Because eBPF runs in a virtual machine inside the kernel, it is safe (it won’t crash the kernel) and highly performant (avoiding expensive context switches for every event).
The Transition Toolkit: Mapping Old to New
To start using eBPF, you don’t need to write C code immediately. The BCC (BPF Compiler Collection) and bpftrace provide front-end tools that act as “supercharged” versions of standard CLI utilities.
Here is how your toolkit should evolve:
1. CPU Analysis
- Legacy:
top,uptime - eBPF:
execsnoop,runqlat,profile
While top shows current CPU usage, it misses short-lived processes. execsnoop traces new process execution via the exec() syscall.
# Using execsnoop to find short-lived processes
sudo execsnoop
Output Example:
PCOMM PID PPID RET ARGS
mkdir 1022 1020 0 /tmp/test
ls 1023 1020 0 -F
2. Disk I/O Analysis
- Legacy:
iostat,iotop - eBPF:
biolatency,biosnoop,fileslower
iostat provides averages. biolatency captures disk I/O latency as a histogram, allowing you to see multi-modal distributions (e.g., cache hits vs. disk reads).

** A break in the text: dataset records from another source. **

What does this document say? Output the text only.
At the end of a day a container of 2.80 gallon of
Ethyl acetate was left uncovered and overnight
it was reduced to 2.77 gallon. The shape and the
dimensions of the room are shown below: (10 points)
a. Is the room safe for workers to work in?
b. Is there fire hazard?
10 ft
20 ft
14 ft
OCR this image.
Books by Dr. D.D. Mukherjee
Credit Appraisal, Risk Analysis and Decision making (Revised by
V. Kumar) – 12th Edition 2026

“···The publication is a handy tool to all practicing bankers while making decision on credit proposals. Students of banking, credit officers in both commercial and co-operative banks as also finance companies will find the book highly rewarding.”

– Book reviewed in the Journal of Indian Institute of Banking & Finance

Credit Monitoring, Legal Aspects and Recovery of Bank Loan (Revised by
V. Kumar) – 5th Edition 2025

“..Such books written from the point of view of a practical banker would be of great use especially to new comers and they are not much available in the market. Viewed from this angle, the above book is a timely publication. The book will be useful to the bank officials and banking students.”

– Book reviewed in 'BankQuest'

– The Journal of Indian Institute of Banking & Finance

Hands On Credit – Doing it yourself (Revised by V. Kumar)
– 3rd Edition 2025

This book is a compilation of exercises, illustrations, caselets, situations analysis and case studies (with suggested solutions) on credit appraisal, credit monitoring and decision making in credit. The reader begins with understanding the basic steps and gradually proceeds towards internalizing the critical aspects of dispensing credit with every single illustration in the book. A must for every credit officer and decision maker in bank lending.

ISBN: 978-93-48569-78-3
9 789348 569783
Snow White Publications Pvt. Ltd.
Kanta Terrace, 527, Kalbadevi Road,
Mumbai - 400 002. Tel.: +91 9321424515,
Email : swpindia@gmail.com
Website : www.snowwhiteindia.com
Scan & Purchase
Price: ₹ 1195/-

# Measure disk I/O latency distribution
sudo biolatency -m
Output Example:
msecs : count distribution
0 -> 1 : 984 |**************************************|
2 -> 3 : 0 | |
4 -> 7 : 2 | |
8 -> 15 : 12 | |
16 -> 31 : 25 |* |
3. Networking
- Legacy:
netstat,ss,tcpdump - eBPF:
tcptop,tcpconnect,tcpretrans
tcpdump is heavy because it copies full packets. tcpretrans only triggers when the kernel retransmits a TCP segment, logging the specific IP and port with near-zero overhead.

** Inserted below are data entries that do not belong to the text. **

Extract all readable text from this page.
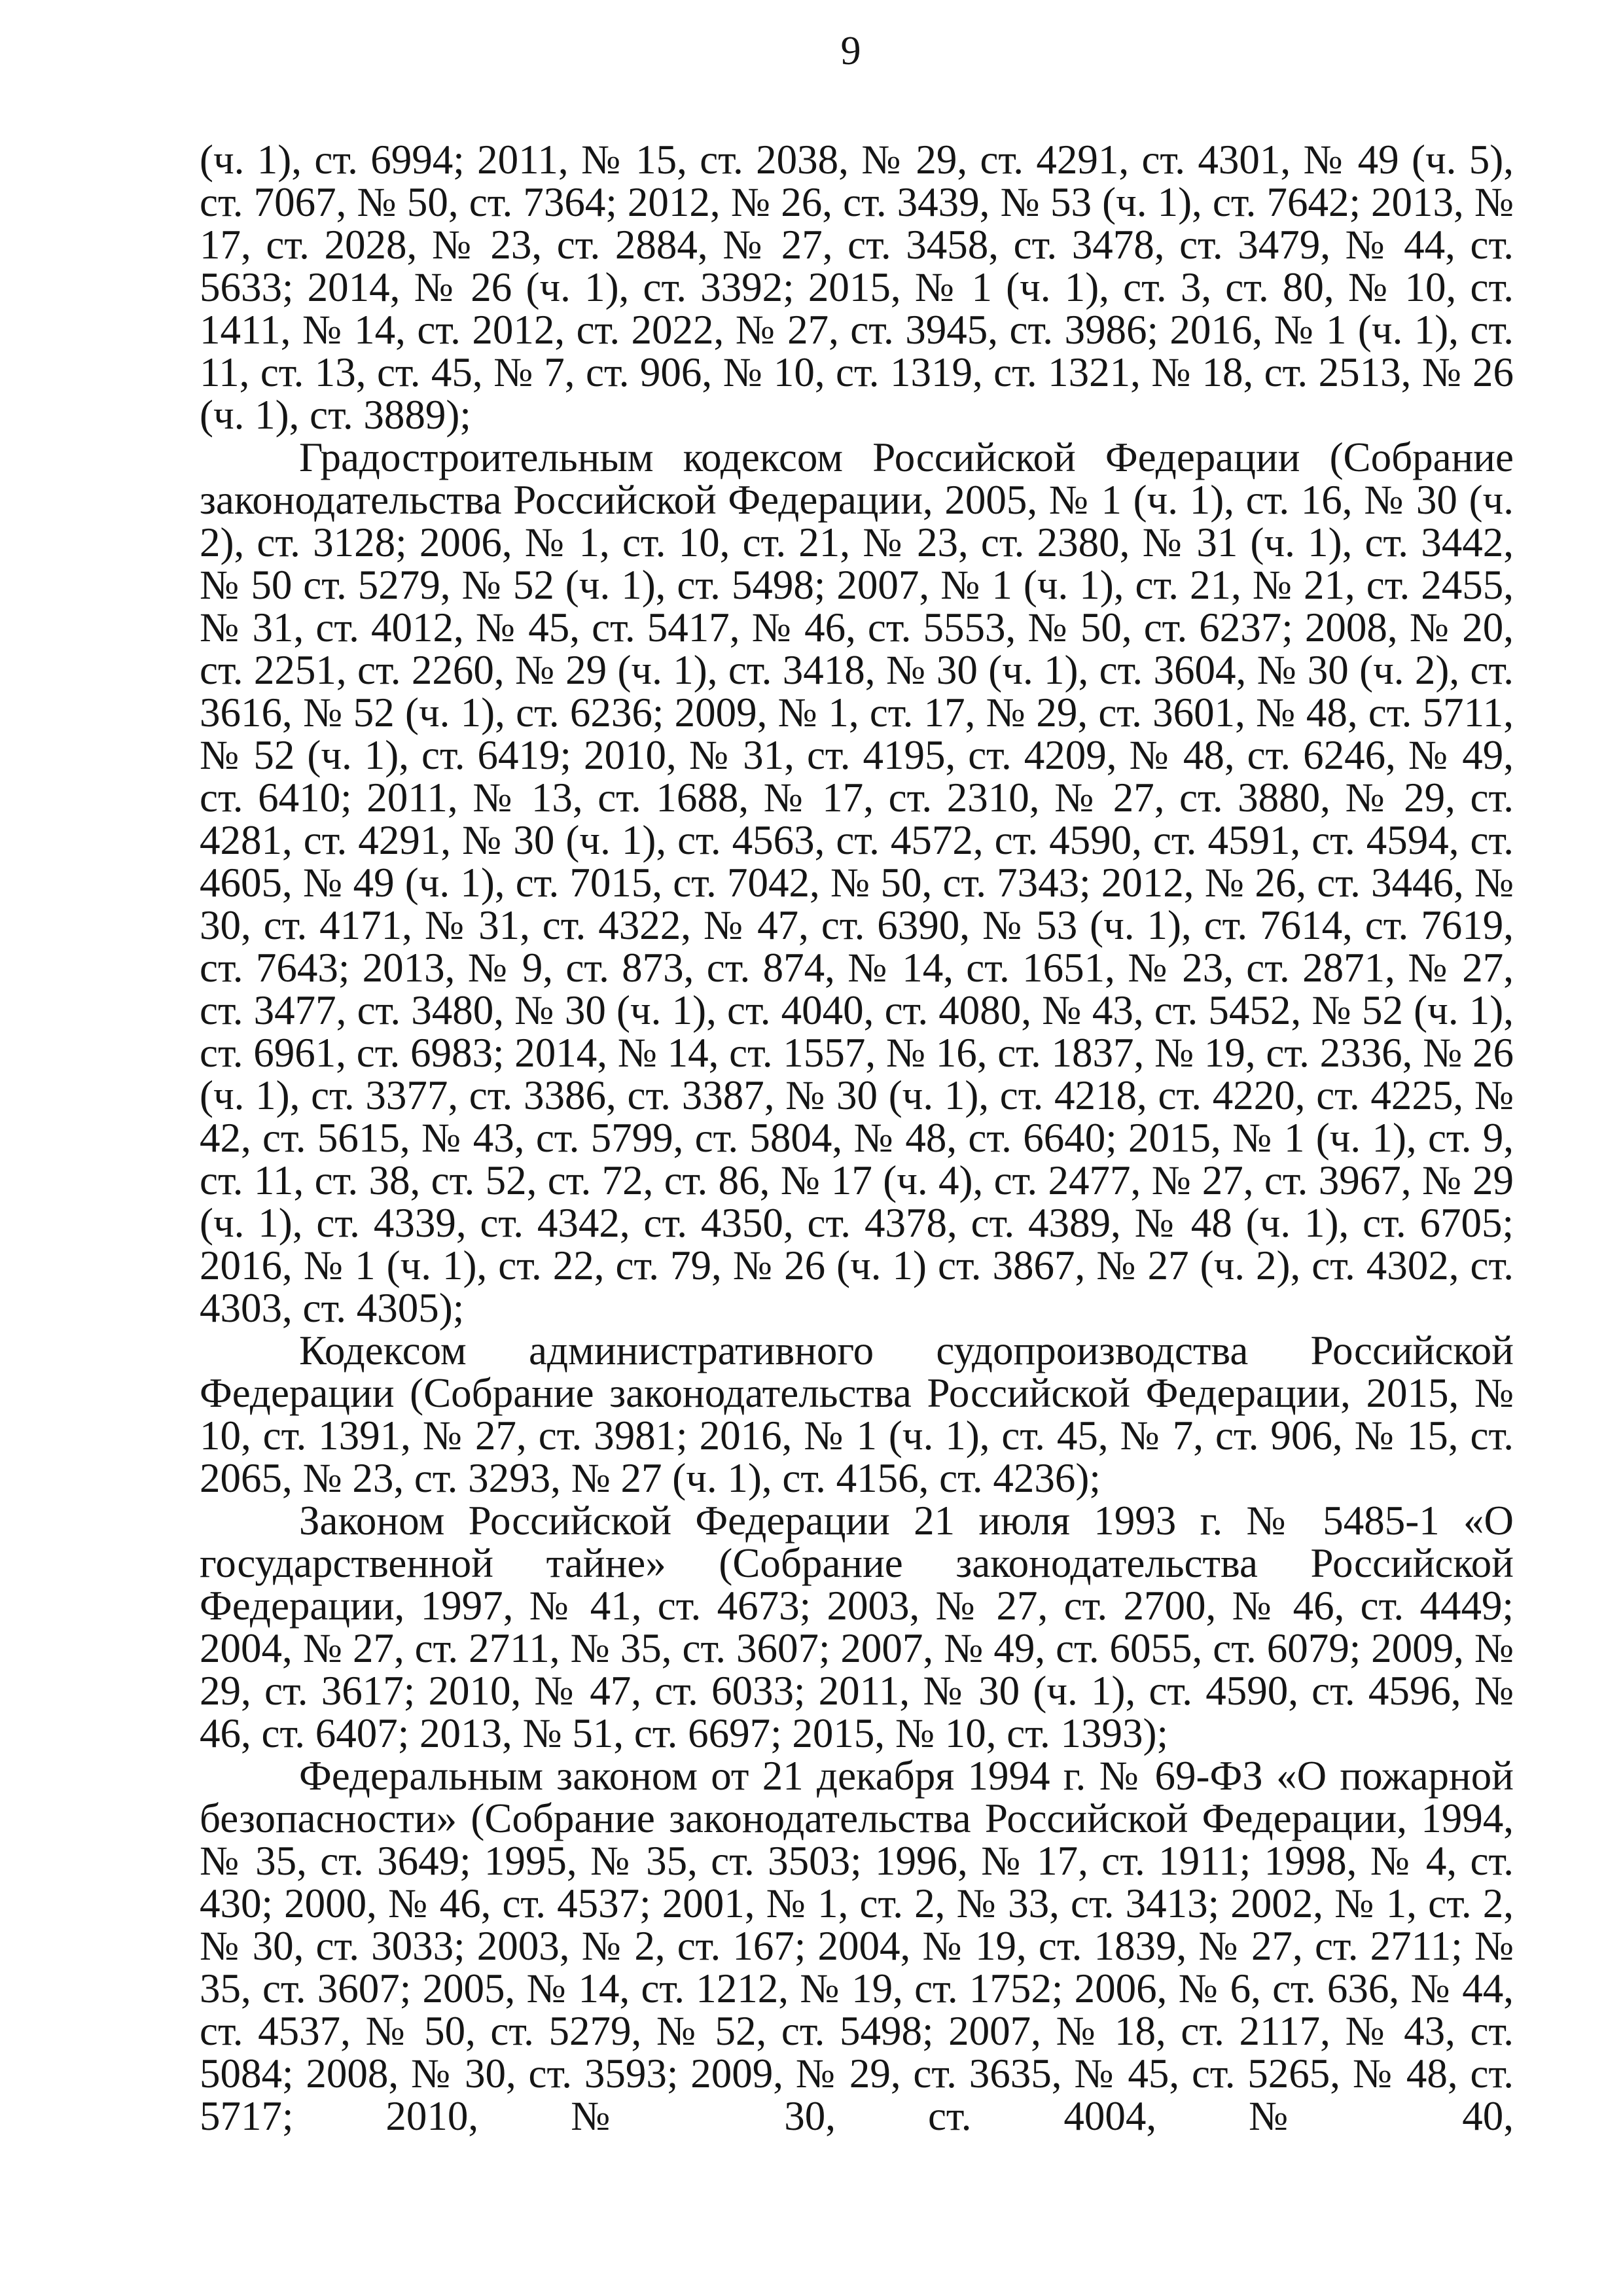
9

(ч. 1), ст. 6994; 2011, № 15, ст. 2038, № 29, ст. 4291, ст. 4301, № 49 (ч. 5), ст. 7067, № 50, ст. 7364; 2012, № 26, ст. 3439, № 53 (ч. 1), ст. 7642; 2013, № 17, ст. 2028, № 23, ст. 2884, № 27, ст. 3458, ст. 3478, ст. 3479, № 44, ст. 5633; 2014, № 26 (ч. 1), ст. 3392; 2015, № 1 (ч. 1), ст. 3, ст. 80, № 10, ст. 1411, № 14, ст. 2012, ст. 2022, № 27, ст. 3945, ст. 3986; 2016, № 1 (ч. 1), ст. 11, ст. 13, ст. 45, № 7, ст. 906, № 10, ст. 1319, ст. 1321, № 18, ст. 2513, № 26 (ч. 1), ст. 3889);

Градостроительным кодексом Российской Федерации (Собрание законодательства Российской Федерации, 2005, № 1 (ч. 1), ст. 16, № 30 (ч. 2), ст. 3128; 2006, № 1, ст. 10, ст. 21, № 23, ст. 2380, № 31 (ч. 1), ст. 3442, № 50 ст. 5279, № 52 (ч. 1), ст. 5498; 2007, № 1 (ч. 1), ст. 21, № 21, ст. 2455, № 31, ст. 4012, № 45, ст. 5417, № 46, ст. 5553, № 50, ст. 6237; 2008, № 20, ст. 2251, ст. 2260, № 29 (ч. 1), ст. 3418, № 30 (ч. 1), ст. 3604, № 30 (ч. 2), ст. 3616, № 52 (ч. 1), ст. 6236; 2009, № 1, ст. 17, № 29, ст. 3601, № 48, ст. 5711, № 52 (ч. 1), ст. 6419; 2010, № 31, ст. 4195, ст. 4209, № 48, ст. 6246, № 49, ст. 6410; 2011, № 13, ст. 1688, № 17, ст. 2310, № 27, ст. 3880, № 29, ст. 4281, ст. 4291, № 30 (ч. 1), ст. 4563, ст. 4572, ст. 4590, ст. 4591, ст. 4594, ст. 4605, № 49 (ч. 1), ст. 7015, ст. 7042, № 50, ст. 7343; 2012, № 26, ст. 3446, № 30, ст. 4171, № 31, ст. 4322, № 47, ст. 6390, № 53 (ч. 1), ст. 7614, ст. 7619, ст. 7643; 2013, № 9, ст. 873, ст. 874, № 14, ст. 1651, № 23, ст. 2871, № 27, ст. 3477, ст. 3480, № 30 (ч. 1), ст. 4040, ст. 4080, № 43, ст. 5452, № 52 (ч. 1), ст. 6961, ст. 6983; 2014, № 14, ст. 1557, № 16, ст. 1837, № 19, ст. 2336, № 26 (ч. 1), ст. 3377, ст. 3386, ст. 3387, № 30 (ч. 1), ст. 4218, ст. 4220, ст. 4225, № 42, ст. 5615, № 43, ст. 5799, ст. 5804, № 48, ст. 6640; 2015, № 1 (ч. 1), ст. 9, ст. 11, ст. 38, ст. 52, ст. 72, ст. 86, № 17 (ч. 4), ст. 2477, № 27, ст. 3967, № 29 (ч. 1), ст. 4339, ст. 4342, ст. 4350, ст. 4378, ст. 4389, № 48 (ч. 1), ст. 6705; 2016, № 1 (ч. 1), ст. 22, ст. 79, № 26 (ч. 1) ст. 3867, № 27 (ч. 2), ст. 4302, ст. 4303, ст. 4305);

Кодексом административного судопроизводства Российской Федерации (Собрание законодательства Российской Федерации, 2015, № 10, ст. 1391, № 27, ст. 3981; 2016, № 1 (ч. 1), ст. 45, № 7, ст. 906, № 15, ст. 2065, № 23, ст. 3293, № 27 (ч. 1), ст. 4156, ст. 4236);

Законом Российской Федерации 21 июля 1993 г. № 5485-1 «О государственной тайне» (Собрание законодательства Российской Федерации, 1997, № 41, ст. 4673; 2003, № 27, ст. 2700, № 46, ст. 4449; 2004, № 27, ст. 2711, № 35, ст. 3607; 2007, № 49, ст. 6055, ст. 6079; 2009, № 29, ст. 3617; 2010, № 47, ст. 6033; 2011, № 30 (ч. 1), ст. 4590, ст. 4596, № 46, ст. 6407; 2013, № 51, ст. 6697; 2015, № 10, ст. 1393);

Федеральным законом от 21 декабря 1994 г. № 69-ФЗ «О пожарной безопасности» (Собрание законодательства Российской Федерации, 1994, № 35, ст. 3649; 1995, № 35, ст. 3503; 1996, № 17, ст. 1911; 1998, № 4, ст. 430; 2000, № 46, ст. 4537; 2001, № 1, ст. 2, № 33, ст. 3413; 2002, № 1, ст. 2, № 30, ст. 3033; 2003, № 2, ст. 167; 2004, № 19, ст. 1839, № 27, ст. 2711; № 35, ст. 3607; 2005, № 14, ст. 1212, № 19, ст. 1752; 2006, № 6, ст. 636, № 44, ст. 4537, № 50, ст. 5279, № 52, ст. 5498; 2007, № 18, ст. 2117, № 43, ст. 5084; 2008, № 30, ст. 3593; 2009, № 29, ст. 3635, № 45, ст. 5265, № 48, ст. 5717; 2010, № 30, ст. 4004, № 40,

# Trace TCP retransmits live
sudo tcpretrans
Power User Mode: Ad-Hoc Scripting with bpftrace
Sometimes a pre-built tool doesn’t exist for your specific problem. This is where bpftrace shines. It uses a syntax similar to awk and C to create powerful one-liners.
Example: Who is opening files?
If you want to know every time a process opens a file, you can trace the openat system call.
sudo bpftrace -e 'tracepoint:syscalls:sys_enter_openat { printf("%s opened %s\n", comm, str(args->filename)); }'
Example: Profiling On-CPU User Stacks
Instead of using a heavy profiler, you can sample running stacks at 99 Hertz to visualize where CPU time is actually spent.
sudo bpftrace -e 'profile:hz:99 { @[kstack] = count(); }'
Moving to Production
The transition to eBPF is not just about having cooler tools; it is about production safety and efficiency.
- Low Overhead: Because data aggregation happens in the kernel, you only send summaries to user space, saving CPU cycles compared to passing full logs.
- Safety: The eBPF verifier ensures your tracing scripts cannot cause infinite loops or illegal memory access.
- Zero Modification: You can trace any function in the kernel or in user-space applications (like MySQL, Python, or Node.js) without recompiling the application.
Conclusion
Linux Performance Analysis 2.0 is a paradigm shift from sampling the state of the system to tracing the actual events occurring within the kernel. While legacy tools like top and iostat serve a purpose for quick health checks, they lack the fidelity required for complex modern environments.
By adopting tools from the BCC collection and learning basic bpftrace one-liners, you gain the ability to answer the “why” behind the “what,” turning opaque system lag into solvable engineering problems.
Start by installing bpfcc-tools (on Debian/Ubuntu) or bcc-tools (on RHEL/CentOS) and running execsnoop. You might be surprised at what is running on your system right now.